Os diretores da Agência Nacional de Energia Elétrica (Aneel) teceram duras críticas aos empreendedores que buscam outorga de projetos de geração renovável, mas que não terão condições de colocar as usinas em operação. Na reunião ordinária desta terça-feira, 8 de fevereiro, o diretor-geral da Aneel, André Pepitone, estimou que, dos 3.000 projetos renováveis com outorga, apenas cerca de 100 terão condições de gerar energia.
Segundo os diretores da Aneel, esses 3 mil projetos estão em 180 GW em outorgas concedidas à geração eólica e solar fotovoltaica, em meio à “corrida do ouro” dos empreendedores que buscam garantir o desconto pelo uso da rede para fontes incentivadas.
“Temos que atuar para evitar a reserva de uso da rede, que impede que outros projetos com outorga possam entrar”, criticou Pepitone. Isso porque, segundo ele, a grande maioria desses empreendimentos outorgados não vai conseguir entrar em operação comercial, e há outros que seriam viabilizados se houvesse espaço para escoamento da energia na rede de transmissão.
O diretor Efrain Cruz classificou os 180 GW em outorgas como “loucura” no contexto do “afã do desconto do fio”, principalmente porque não se tem garantia de que haverá demanda para essa energia, nem mesmo escoamento na rede.
Cruz lembrou ainda que, a despeito da corrida dos projetos renováveis, a Lei 14.182/2021, que trata da privatização da Eletrobras, trouxe a obrigação legal de contratação de 8 GW em termelétricas e mais 2 GW em pequenas centrais hidrelétricas (PCHs) nos próximos anos, energia que também vai exigir investimentos em transmissão.
Alteração de cronograma
A discussão veio à tona durante a votação de um pedido de alteração de cronograma de implantação de dois projetos solares fotovoltaicos de titularidade da empresa Quinturaré Energia, localizados em Pernambuco.

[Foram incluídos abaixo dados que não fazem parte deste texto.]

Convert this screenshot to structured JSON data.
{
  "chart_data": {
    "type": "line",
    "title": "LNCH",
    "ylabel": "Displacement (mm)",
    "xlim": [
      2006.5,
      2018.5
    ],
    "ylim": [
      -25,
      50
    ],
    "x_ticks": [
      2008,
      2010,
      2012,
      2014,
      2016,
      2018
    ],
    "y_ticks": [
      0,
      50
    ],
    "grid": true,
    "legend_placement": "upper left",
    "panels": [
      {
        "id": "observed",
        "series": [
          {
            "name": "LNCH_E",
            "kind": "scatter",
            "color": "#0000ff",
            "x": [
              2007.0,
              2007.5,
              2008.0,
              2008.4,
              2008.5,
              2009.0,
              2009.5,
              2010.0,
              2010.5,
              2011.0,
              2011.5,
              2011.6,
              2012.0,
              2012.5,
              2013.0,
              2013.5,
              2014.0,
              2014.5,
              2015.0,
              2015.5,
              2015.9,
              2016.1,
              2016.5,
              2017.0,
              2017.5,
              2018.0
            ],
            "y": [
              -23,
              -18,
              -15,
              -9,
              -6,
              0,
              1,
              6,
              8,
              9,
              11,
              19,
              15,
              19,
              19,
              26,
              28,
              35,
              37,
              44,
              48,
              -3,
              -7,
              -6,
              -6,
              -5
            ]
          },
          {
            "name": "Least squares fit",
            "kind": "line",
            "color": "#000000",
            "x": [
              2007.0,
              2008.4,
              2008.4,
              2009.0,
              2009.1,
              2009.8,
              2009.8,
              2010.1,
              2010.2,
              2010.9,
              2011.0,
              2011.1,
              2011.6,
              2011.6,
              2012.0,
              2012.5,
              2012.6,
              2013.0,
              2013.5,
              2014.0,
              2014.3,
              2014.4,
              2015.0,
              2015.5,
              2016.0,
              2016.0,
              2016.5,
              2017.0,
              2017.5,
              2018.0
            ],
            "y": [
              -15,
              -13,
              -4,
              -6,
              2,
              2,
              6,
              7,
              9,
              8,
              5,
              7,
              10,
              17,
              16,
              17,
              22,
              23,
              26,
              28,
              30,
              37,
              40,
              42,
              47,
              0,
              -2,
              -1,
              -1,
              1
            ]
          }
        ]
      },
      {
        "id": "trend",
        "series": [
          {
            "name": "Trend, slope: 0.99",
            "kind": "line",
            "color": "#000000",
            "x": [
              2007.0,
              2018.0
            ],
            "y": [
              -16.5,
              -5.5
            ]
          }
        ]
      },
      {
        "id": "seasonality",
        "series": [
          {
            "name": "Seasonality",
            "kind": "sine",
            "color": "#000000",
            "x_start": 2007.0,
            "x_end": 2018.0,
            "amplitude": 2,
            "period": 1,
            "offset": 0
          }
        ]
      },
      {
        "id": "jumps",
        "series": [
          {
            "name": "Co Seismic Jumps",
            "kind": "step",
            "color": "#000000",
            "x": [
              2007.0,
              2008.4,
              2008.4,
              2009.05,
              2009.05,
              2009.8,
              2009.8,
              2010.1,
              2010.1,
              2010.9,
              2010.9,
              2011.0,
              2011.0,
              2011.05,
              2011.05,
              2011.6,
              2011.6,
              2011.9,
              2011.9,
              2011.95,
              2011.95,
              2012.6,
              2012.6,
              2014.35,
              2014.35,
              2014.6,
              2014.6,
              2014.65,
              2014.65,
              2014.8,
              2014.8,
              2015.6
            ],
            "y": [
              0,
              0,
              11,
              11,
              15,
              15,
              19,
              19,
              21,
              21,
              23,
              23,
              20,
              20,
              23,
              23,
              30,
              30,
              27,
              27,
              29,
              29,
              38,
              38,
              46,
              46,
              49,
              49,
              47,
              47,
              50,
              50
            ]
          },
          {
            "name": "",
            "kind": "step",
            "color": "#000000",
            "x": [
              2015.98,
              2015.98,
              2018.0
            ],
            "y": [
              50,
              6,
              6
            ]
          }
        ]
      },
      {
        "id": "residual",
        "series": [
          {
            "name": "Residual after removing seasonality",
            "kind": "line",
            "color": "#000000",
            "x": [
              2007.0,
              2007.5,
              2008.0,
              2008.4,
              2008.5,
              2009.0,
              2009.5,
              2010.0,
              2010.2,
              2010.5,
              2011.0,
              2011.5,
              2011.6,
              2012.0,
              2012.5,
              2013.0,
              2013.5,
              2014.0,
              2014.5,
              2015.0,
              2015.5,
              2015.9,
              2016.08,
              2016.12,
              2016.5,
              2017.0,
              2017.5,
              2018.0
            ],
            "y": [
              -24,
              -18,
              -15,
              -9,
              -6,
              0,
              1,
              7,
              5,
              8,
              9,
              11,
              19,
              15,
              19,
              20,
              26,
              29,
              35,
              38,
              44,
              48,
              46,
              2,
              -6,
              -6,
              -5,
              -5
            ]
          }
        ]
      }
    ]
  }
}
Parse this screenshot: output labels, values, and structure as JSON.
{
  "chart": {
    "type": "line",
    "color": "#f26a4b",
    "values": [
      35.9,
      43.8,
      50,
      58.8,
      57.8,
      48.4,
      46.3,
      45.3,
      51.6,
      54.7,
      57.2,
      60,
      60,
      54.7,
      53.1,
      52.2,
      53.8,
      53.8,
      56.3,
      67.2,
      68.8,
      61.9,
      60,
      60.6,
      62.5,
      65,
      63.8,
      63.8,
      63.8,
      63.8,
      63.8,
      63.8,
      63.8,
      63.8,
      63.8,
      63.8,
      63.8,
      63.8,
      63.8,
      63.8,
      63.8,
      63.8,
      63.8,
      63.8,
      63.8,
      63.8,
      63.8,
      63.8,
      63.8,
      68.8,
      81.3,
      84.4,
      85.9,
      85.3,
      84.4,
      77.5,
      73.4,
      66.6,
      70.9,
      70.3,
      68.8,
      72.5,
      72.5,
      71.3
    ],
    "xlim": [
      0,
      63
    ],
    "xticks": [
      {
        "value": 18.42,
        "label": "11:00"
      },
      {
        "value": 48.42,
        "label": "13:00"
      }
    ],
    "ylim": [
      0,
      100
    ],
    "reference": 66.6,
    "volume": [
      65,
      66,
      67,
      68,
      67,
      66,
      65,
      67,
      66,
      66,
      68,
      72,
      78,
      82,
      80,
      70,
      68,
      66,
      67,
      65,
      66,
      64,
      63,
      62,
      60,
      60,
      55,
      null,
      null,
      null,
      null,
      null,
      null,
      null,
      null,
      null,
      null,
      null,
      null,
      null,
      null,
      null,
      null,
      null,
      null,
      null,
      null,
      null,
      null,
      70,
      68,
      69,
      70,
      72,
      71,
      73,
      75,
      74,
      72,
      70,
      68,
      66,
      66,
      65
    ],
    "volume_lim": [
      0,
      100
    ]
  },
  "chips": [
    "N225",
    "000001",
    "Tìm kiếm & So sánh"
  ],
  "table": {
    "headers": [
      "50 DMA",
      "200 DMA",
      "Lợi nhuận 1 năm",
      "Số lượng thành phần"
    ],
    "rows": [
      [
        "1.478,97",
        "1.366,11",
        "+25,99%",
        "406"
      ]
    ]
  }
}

Inicialmente, os parques Dourado 1 a 10, com 400 MW de potência, e Surubim 1 a 15, com 600 MW, entrariam em operação em 1º de janeiro deste ano.
A Quinturaré Energia propôs que o prazo de início da operação comercial fosse transferido para 31 de dezembro deste ano, e as áreas técnicas da Aneel recomendaram o indeferimento da mudança, por não estar caracterizada a excludente de responsabilidade. Em novembro, contudo, a companhia informou ter vendido o projeto para a empresa italiana Ludoil.
Diante da mudança de controlador, o diretor Helvio Guerra, relator do processo, pediu que as empresas apresentassem elementos que comprovassem o compromisso firme da Ludoil na implantação das usinas, assim como o aporte de cerca de R$ 200 milhões em garantia de fiel cumprimento. A Ludoil terá 120 dias a partir de hoje para aportar os recursos, que representam 5% do investimento estimado nos projetos, para que o novo cronograma seja válido.
Além disso, a nova dona dos projetos terá que pagar os encargos de uso dos sistemas de transmissão (Eust) da sua vigência até a data de início de operação comercial do novo cronograma, prevista para 1º de outubro de 2024. Esses encargos são somar R$ 150 milhões.
Segundo o diretor Hélvio Guerra, a aprovação da alteração do cronograma foi possível por causa da mudança de controlador dos ativos, e também porque os empreendimentos já tinham assinado o Contrato de Uso do Sistema de Transmissão (Cust) e obtido as licenças ambientais necessárias.
Os diretores discutiram ainda dar uma orientação procedimental às áreas técnicas para que só considerem pedidos de alteração de cronograma de projetos que tenham Cust assinada e licenças ambientais. “Em função do cenário que vivemos, só assim conseguiremos trazer razoabilidade”, disse Pepitone.
“Estamos passando por um momento atípico, o mercado está criando isso de forma desnecessária. O regulador tem que reagir com uma regulação forte”, disse Efrain, que completou que, com uma regulação “flexível”, o mercado não reagiu bem à “liberdade” dada.
A fiscalização da Aneel é outro ponto importante para ajudar a resolver a situação. Segundo Pepitone, a área está em uma campanha , e é necessário reforçar a mensagem. “Se não começou a obra, revoga a outorga. Não podemos é ficar convivendo com esse tipo de situação sem tomar providências, precisamos ordenar o mercado”, disse o diretor-geral.